I live about 450 miles away (due east) and I believe my house creaked a little. I was watching ESPN and the post game show on the Game of the Century and Kirk Herbstreit was being interview from Stillwater and he said he felt something.
Hope everyone and everything is OK in OK.
These quakes in the midwest (and east coast) seem to resonant energy at bigger radii than similar size quakes on the pacific rim.
I felt a very slight shake here in Dallas, and the lamp over my dining table swayed visibly. It’s the first one I’ve felt here, though I’ve experienced stronger ones elsewhere.
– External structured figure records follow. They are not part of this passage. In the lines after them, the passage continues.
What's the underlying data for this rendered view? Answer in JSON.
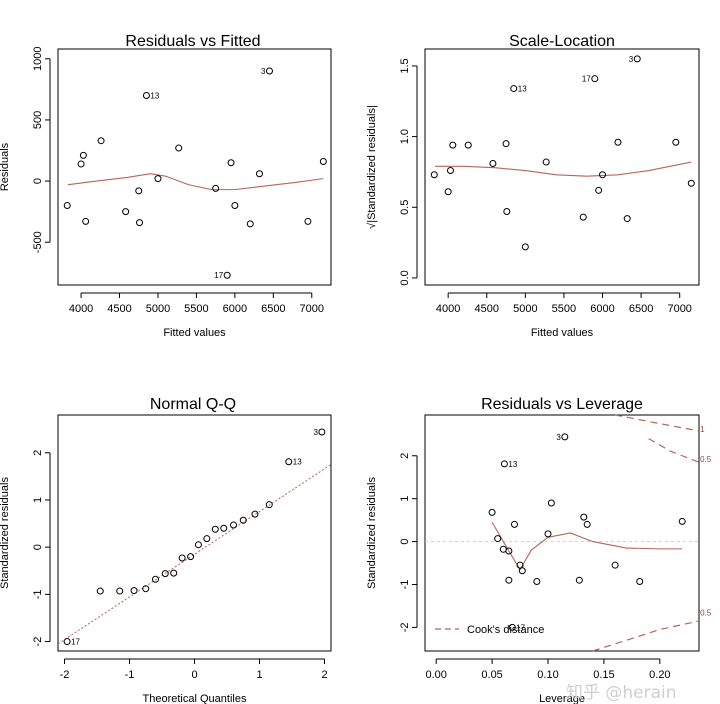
{
  "watermark": "知乎 @herain",
  "chart_data": [
    {
      "type": "scatter",
      "id": "residuals-vs-fitted",
      "title": "Residuals vs Fitted",
      "xlabel": "Fitted values",
      "ylabel": "Residuals",
      "xlim": [
        3700,
        7250
      ],
      "ylim": [
        -850,
        1080
      ],
      "xticks": [
        4000,
        4500,
        5000,
        5500,
        6000,
        6500,
        7000
      ],
      "yticks": [
        -500,
        0,
        500,
        1000
      ],
      "points": [
        {
          "x": 3820,
          "y": -200
        },
        {
          "x": 4000,
          "y": 140
        },
        {
          "x": 4030,
          "y": 210
        },
        {
          "x": 4060,
          "y": -330
        },
        {
          "x": 4260,
          "y": 330
        },
        {
          "x": 4580,
          "y": -250
        },
        {
          "x": 4750,
          "y": -80
        },
        {
          "x": 4760,
          "y": -340
        },
        {
          "x": 4850,
          "y": 700,
          "label": "13"
        },
        {
          "x": 5000,
          "y": 20
        },
        {
          "x": 5270,
          "y": 270
        },
        {
          "x": 5750,
          "y": -60
        },
        {
          "x": 5900,
          "y": -770,
          "label": "17"
        },
        {
          "x": 5950,
          "y": 150
        },
        {
          "x": 6000,
          "y": -200
        },
        {
          "x": 6200,
          "y": -350
        },
        {
          "x": 6320,
          "y": 60
        },
        {
          "x": 6450,
          "y": 900,
          "label": "3"
        },
        {
          "x": 6950,
          "y": -330
        },
        {
          "x": 7150,
          "y": 160
        }
      ],
      "smooth": {
        "x": [
          3830,
          4200,
          4600,
          4900,
          5100,
          5400,
          5700,
          6000,
          6400,
          6800,
          7150
        ],
        "y": [
          -30,
          0,
          30,
          60,
          40,
          -30,
          -70,
          -70,
          -40,
          -10,
          20
        ]
      }
    },
    {
      "type": "scatter",
      "id": "scale-location",
      "title": "Scale-Location",
      "xlabel": "Fitted values",
      "ylabel": "√|Standardized residuals|",
      "xlim": [
        3700,
        7250
      ],
      "ylim": [
        -0.05,
        1.62
      ],
      "xticks": [
        4000,
        4500,
        5000,
        5500,
        6000,
        6500,
        7000
      ],
      "yticks": [
        0.0,
        0.5,
        1.0,
        1.5
      ],
      "ytick_labels": [
        "0.0",
        "0.5",
        "1.0",
        "1.5"
      ],
      "points": [
        {
          "x": 3820,
          "y": 0.73
        },
        {
          "x": 4000,
          "y": 0.61
        },
        {
          "x": 4030,
          "y": 0.76
        },
        {
          "x": 4060,
          "y": 0.94
        },
        {
          "x": 4260,
          "y": 0.94
        },
        {
          "x": 4580,
          "y": 0.81
        },
        {
          "x": 4750,
          "y": 0.95
        },
        {
          "x": 4760,
          "y": 0.47
        },
        {
          "x": 4850,
          "y": 1.34,
          "label": "13"
        },
        {
          "x": 5000,
          "y": 0.22
        },
        {
          "x": 5270,
          "y": 0.82
        },
        {
          "x": 5750,
          "y": 0.43
        },
        {
          "x": 5900,
          "y": 1.41,
          "label": "17"
        },
        {
          "x": 5950,
          "y": 0.62
        },
        {
          "x": 6000,
          "y": 0.73
        },
        {
          "x": 6200,
          "y": 0.96
        },
        {
          "x": 6320,
          "y": 0.42
        },
        {
          "x": 6450,
          "y": 1.55,
          "label": "3"
        },
        {
          "x": 6950,
          "y": 0.96
        },
        {
          "x": 7150,
          "y": 0.67
        }
      ],
      "smooth": {
        "x": [
          3830,
          4200,
          4600,
          5000,
          5400,
          5800,
          6200,
          6600,
          7150
        ],
        "y": [
          0.79,
          0.79,
          0.78,
          0.76,
          0.73,
          0.72,
          0.73,
          0.76,
          0.82
        ]
      }
    },
    {
      "type": "scatter",
      "id": "normal-qq",
      "title": "Normal Q-Q",
      "xlabel": "Theoretical Quantiles",
      "ylabel": "Standardized residuals",
      "xlim": [
        -2.1,
        2.1
      ],
      "ylim": [
        -2.2,
        2.8
      ],
      "xticks": [
        -2,
        -1,
        0,
        1,
        2
      ],
      "yticks": [
        -2,
        -1,
        0,
        1,
        2
      ],
      "points": [
        {
          "x": -1.96,
          "y": -2.0,
          "label": "17"
        },
        {
          "x": -1.45,
          "y": -0.93
        },
        {
          "x": -1.15,
          "y": -0.93
        },
        {
          "x": -0.93,
          "y": -0.92
        },
        {
          "x": -0.75,
          "y": -0.88
        },
        {
          "x": -0.6,
          "y": -0.68
        },
        {
          "x": -0.45,
          "y": -0.56
        },
        {
          "x": -0.32,
          "y": -0.55
        },
        {
          "x": -0.19,
          "y": -0.23
        },
        {
          "x": -0.06,
          "y": -0.2
        },
        {
          "x": 0.06,
          "y": 0.05
        },
        {
          "x": 0.19,
          "y": 0.18
        },
        {
          "x": 0.32,
          "y": 0.38
        },
        {
          "x": 0.45,
          "y": 0.4
        },
        {
          "x": 0.6,
          "y": 0.47
        },
        {
          "x": 0.75,
          "y": 0.57
        },
        {
          "x": 0.93,
          "y": 0.7
        },
        {
          "x": 1.15,
          "y": 0.9
        },
        {
          "x": 1.45,
          "y": 1.81,
          "label": "13"
        },
        {
          "x": 1.96,
          "y": 2.44,
          "label": "3"
        }
      ],
      "refline": {
        "x": [
          -2.1,
          2.1
        ],
        "y": [
          -2.05,
          1.75
        ]
      }
    },
    {
      "type": "scatter",
      "id": "residuals-vs-leverage",
      "title": "Residuals vs Leverage",
      "xlabel": "Leverage",
      "ylabel": "Standardized residuals",
      "xlim": [
        -0.01,
        0.235
      ],
      "ylim": [
        -2.55,
        2.95
      ],
      "xticks": [
        0.0,
        0.05,
        0.1,
        0.15,
        0.2
      ],
      "xtick_labels": [
        "0.00",
        "0.05",
        "0.10",
        "0.15",
        "0.20"
      ],
      "yticks": [
        -2,
        -1,
        0,
        1,
        2
      ],
      "points": [
        {
          "x": 0.05,
          "y": 0.68
        },
        {
          "x": 0.055,
          "y": 0.07
        },
        {
          "x": 0.06,
          "y": -0.18
        },
        {
          "x": 0.061,
          "y": 1.81,
          "label": "13"
        },
        {
          "x": 0.065,
          "y": -0.22
        },
        {
          "x": 0.065,
          "y": -0.9
        },
        {
          "x": 0.068,
          "y": -2.0,
          "label": "17"
        },
        {
          "x": 0.07,
          "y": 0.4
        },
        {
          "x": 0.075,
          "y": -0.55
        },
        {
          "x": 0.077,
          "y": -0.68
        },
        {
          "x": 0.09,
          "y": -0.93
        },
        {
          "x": 0.1,
          "y": 0.18
        },
        {
          "x": 0.103,
          "y": 0.9
        },
        {
          "x": 0.115,
          "y": 2.44,
          "label": "3"
        },
        {
          "x": 0.128,
          "y": -0.9
        },
        {
          "x": 0.132,
          "y": 0.57
        },
        {
          "x": 0.135,
          "y": 0.4
        },
        {
          "x": 0.16,
          "y": -0.55
        },
        {
          "x": 0.182,
          "y": -0.93
        },
        {
          "x": 0.22,
          "y": 0.47
        }
      ],
      "smooth": {
        "x": [
          0.05,
          0.06,
          0.068,
          0.075,
          0.085,
          0.1,
          0.12,
          0.14,
          0.17,
          0.2,
          0.22
        ],
        "y": [
          0.45,
          0.0,
          -0.35,
          -0.65,
          -0.2,
          0.1,
          0.2,
          0.0,
          -0.15,
          -0.17,
          -0.17
        ]
      },
      "cook_upper": {
        "x": [
          0.16,
          0.19,
          0.22,
          0.235
        ],
        "y": [
          2.95,
          2.8,
          2.65,
          2.58
        ]
      },
      "cook_upper2": {
        "x": [
          0.19,
          0.21,
          0.235
        ],
        "y": [
          2.4,
          2.1,
          1.85
        ]
      },
      "cook_lower": {
        "x": [
          0.14,
          0.17,
          0.2,
          0.235
        ],
        "y": [
          -2.55,
          -2.3,
          -2.05,
          -1.85
        ]
      },
      "cook_labels": [
        {
          "text": "1",
          "x": 0.236,
          "y": 2.55
        },
        {
          "text": "0.5",
          "x": 0.236,
          "y": 1.85
        },
        {
          "text": "0.5",
          "x": 0.236,
          "y": -1.72
        }
      ],
      "legend": "Cook's distance"
    }
  ]
}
Felt it here strongly in Tulsa. It’s been upgraded to a 5.6–biggest ever recorded in OK.
We had one last night, too, around 2:15. I happened to be up with my baby at the time, but it was strong enough to wake a bunch of people up.
Don’t know what the frack is going on. Not fair that we get tornados and now earthquakes too! I’m seriously creeped out. At least with a tornado you usually get some kind of warning.
Part and parcel of the type of tectonic faults we have out here. The subduction zone creates very large mountain ranges (the metaphor they always use is “rumpled up carpet”) made of granite. Those mountains reflect the tectonic waves right back at the source.
OK and surrounding territories have a lot of sediment and sedimentary rocks from their time under a shallow sea. Earthquake waves have a blast propagating through those rocks.
The worst, though, is when you’re sitting on top of a dry lake bed, say like Mexico City. There, the tremors often cause the very fine, silty sediment to mix with groundwater and turn into mud. The ground literally liquifies underneath buildings. Not good.
I still have family and friends in Tulsa and surrounding areas. (Hallgirl2 and Hallgrandson are there visiting the in-laws for awhile while Hallgirl2’s hubby is in training school in Texas.) She texted me at midnight last night about it–safe, but a little freaked out.
Not the same type of motion as I felt in the big LA quakes I’ve been in. More rumbling*, and some odd (and LOUD) pounding, but no swaying or rolling. 30 to 40 secs is my time estimate. Lots of local news reports say almost a full minute. YMMV
Also, areas that have a lot of earthquakes have more faults and fractured rock. Unbroken rock such as is found in low-earthquake regions transmits shockwaves more efficiently.
Ha! I honestly until this moment did not realize that the word “frack” had any relevance to the topic at hand. I’ve gotten into the habit of substituting variations on naughty words because I have two small kids, and “frack” is my go to word for fuck.
Here in Stillwater, there was one felt around 3am Saturday as well as the one late Saturday night that caused everybody on facebook to freak out within 5 minutes. I was still up late when the first one happened - having never been in a quake before, I thought my neighbors were having some extremely energetic fun until I logged on Saturday morning and found out what it really was! The night-time one was immediately after our football game ended, so thousands of people were out and about.